Mit Begriffen wie "Konkurrenz" oder "Kooperation" werden im ersten Schritt soziale Phänomene aus menschlichen Gesellschaften auf das Tierreich projiziert, die dann im zweiten Schritt als quasi naturgesetzliche Verhaltensnormen für den Menschen zurückübertragen werden. Ausgangspunkt der Beweiskette ist also nicht ein objektiv beschriebener Vorgang in der Natur, sondern eine Interpretation der Natur in politisch-philosophischer Hinsicht.

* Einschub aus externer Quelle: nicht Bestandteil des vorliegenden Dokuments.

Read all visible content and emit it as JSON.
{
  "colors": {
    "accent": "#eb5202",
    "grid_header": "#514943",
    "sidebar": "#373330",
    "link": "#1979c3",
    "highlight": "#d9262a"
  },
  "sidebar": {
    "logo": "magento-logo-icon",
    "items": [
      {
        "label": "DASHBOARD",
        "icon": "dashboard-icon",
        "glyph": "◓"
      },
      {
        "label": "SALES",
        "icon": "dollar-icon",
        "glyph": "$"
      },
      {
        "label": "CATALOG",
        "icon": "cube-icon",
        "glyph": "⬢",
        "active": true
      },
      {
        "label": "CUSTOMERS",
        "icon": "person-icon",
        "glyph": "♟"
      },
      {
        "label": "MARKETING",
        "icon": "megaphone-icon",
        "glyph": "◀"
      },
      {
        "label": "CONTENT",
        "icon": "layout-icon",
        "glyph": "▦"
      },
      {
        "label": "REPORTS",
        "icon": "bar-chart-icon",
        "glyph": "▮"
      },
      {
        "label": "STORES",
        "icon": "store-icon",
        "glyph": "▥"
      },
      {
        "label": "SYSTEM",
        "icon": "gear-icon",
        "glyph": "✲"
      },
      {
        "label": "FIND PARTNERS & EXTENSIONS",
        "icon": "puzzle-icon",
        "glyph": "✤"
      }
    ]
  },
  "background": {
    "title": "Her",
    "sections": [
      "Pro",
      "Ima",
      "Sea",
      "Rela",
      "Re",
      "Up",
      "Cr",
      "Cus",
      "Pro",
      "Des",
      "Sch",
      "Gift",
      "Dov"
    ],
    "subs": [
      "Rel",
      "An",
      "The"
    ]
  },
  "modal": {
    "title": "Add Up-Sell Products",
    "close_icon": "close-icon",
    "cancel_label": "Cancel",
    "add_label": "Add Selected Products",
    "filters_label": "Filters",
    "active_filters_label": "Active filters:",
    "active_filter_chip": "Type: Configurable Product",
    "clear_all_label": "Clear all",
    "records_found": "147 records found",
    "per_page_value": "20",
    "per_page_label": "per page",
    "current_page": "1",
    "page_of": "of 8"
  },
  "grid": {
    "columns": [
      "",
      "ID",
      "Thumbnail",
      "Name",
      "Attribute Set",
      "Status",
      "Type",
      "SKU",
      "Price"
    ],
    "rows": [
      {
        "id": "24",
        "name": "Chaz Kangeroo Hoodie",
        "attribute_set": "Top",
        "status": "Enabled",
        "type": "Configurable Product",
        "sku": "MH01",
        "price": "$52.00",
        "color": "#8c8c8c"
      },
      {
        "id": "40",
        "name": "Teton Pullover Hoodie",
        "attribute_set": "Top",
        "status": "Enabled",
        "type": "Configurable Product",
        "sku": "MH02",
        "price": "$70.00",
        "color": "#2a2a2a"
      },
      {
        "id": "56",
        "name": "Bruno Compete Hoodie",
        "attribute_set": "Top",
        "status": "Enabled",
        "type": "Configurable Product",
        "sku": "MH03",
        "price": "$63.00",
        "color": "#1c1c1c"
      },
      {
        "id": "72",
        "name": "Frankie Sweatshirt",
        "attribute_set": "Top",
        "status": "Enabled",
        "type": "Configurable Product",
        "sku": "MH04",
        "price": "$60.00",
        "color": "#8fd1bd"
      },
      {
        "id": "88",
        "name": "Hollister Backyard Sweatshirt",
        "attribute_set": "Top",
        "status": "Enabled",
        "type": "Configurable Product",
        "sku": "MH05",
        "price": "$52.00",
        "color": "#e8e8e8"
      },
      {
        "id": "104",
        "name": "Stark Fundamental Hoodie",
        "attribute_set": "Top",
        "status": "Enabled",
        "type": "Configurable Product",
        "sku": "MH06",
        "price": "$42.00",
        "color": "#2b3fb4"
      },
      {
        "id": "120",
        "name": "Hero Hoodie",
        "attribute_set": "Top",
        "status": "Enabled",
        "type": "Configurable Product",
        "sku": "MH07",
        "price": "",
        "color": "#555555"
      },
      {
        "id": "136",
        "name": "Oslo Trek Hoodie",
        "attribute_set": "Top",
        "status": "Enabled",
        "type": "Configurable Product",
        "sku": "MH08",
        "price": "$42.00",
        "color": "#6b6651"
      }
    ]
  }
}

Dies liest sich dann in Wolfgang Tischlers Einführung in die Ökologie folgendermaßen: "Die Bedeutung der Raubtiere liegt allerdings ... in ihrer Rolle als ,Gesundheitspolizei`, die vor allem kranke und geschwächte Tiere jagt."2

Tischler kann hier den eindeutig sozial bestimmten, in den Naturwissenschaften gar nicht sinvoll anwendbaren Begriff "Gesundheitspolizei" nur einführen, weil er bereits eine reaktionäre Vorstellung davon hat, was denn die Aufgabe einer in der Realität gar nicht vorhandenen "Gesundheitspolizei" sein soll - die Eliminierung der Kranken und Schwachen! Nicht die Gesundheitsgefährdung etwa durch bestimmte industrielle Produktionsprozesse und Produkte soll gestoppt werden, vielmehr sollen die Betroffenen selbst beseitigt werden. Läge der Aspekt auf der Bekämpfung der Gesundheitsgefährdung, so würde der Vergleich mit der Natur auch überhaupt keinen Sinn ergeben. Mit der Übertragung einer menschenverachtenden Interpretation einer "Gesundheitspolizei" auf Raubtiere wird letztlich die Anwendung sozialdarwinistischer Prinzipien in der menschlichen Gesellschaft propagiert, auch wenn sich der Ökologieprofessor Tischler selbst vor einer Rückübertragung hütet.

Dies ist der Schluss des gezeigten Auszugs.